The Wikipedia administrators didn’t buy it, and my Sigma Sigma Pi article was again declined and relegated to Wikipedia purgatory.

To try to understand the underlying reason for this decision, I went to a Wikipedia on-line forum to speak with those mighty administrators who hath so readily and callously smitten my hard and genuine work. According to one Wikipedia Admin, an article cannot be posted unless legitimate sources from the mainstream media, which should be cited, already mention the topic. (By the way, a Google News search for “Epsilon Tau Pi”, the Eagle Scout honor society, reveals not a single mainstream media article.)

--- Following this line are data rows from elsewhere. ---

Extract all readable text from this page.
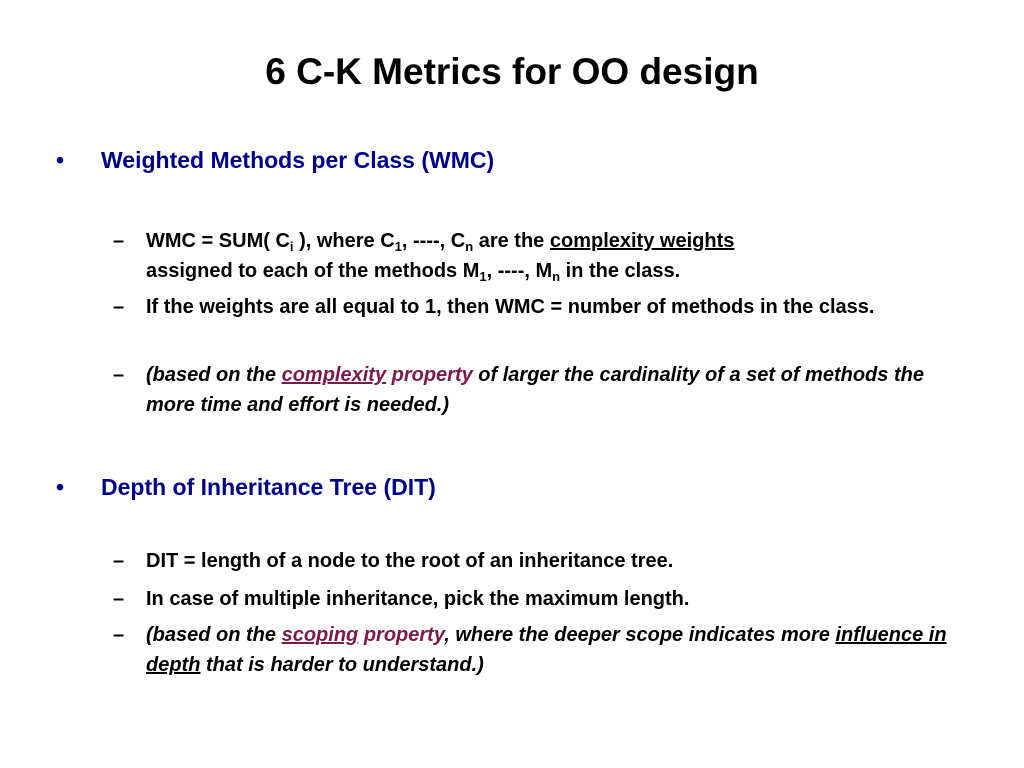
6 C-K Metrics for OO design
• Weighted Methods per Class (WMC)
– WMC = SUM( $C_i$ ), where $C_1$, ----, $C_n$ are the complexity weights
assigned to each of the methods $M_1$, ----, $M_n$ in the class.
– If the weights are all equal to 1, then WMC = number of methods in the class.
– (based on the complexity property of larger the cardinality of a set of methods the more time and effort is needed.)
• Depth of Inheritance Tree (DIT)
– DIT = length of a node to the root of an inheritance tree.
– In case of multiple inheritance, pick the maximum length.
– (based on the scoping property, where the deeper scope indicates more influence in depth that is harder to understand.)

Digging deeper, I located and explored the Wikipedia profile of Duncan, the Admin who twice declined my Sigma Sigma Pi article. What I expected was a venerable and seasoned technical editor whose vast life experience and professional knowledge readily qualified him to pass judgment on the legitimacy of my article. Instead, it turns out that Duncan is a 20-year-old Dallas native who appears to be starting his second year in college as a math major. I am left to wonder how this person is qualified to understand the importance of my Sigma Sigma Pi article in enough depth to decline it - twice.

So, my foray into Wikipedia proved unsuccessful, the nation’s first energy engineering honors society remains vilified and absconded in on-line purgatory, and my opinion about the illegitimacy of Wikipedia as a viable technical reference source has been reinforced.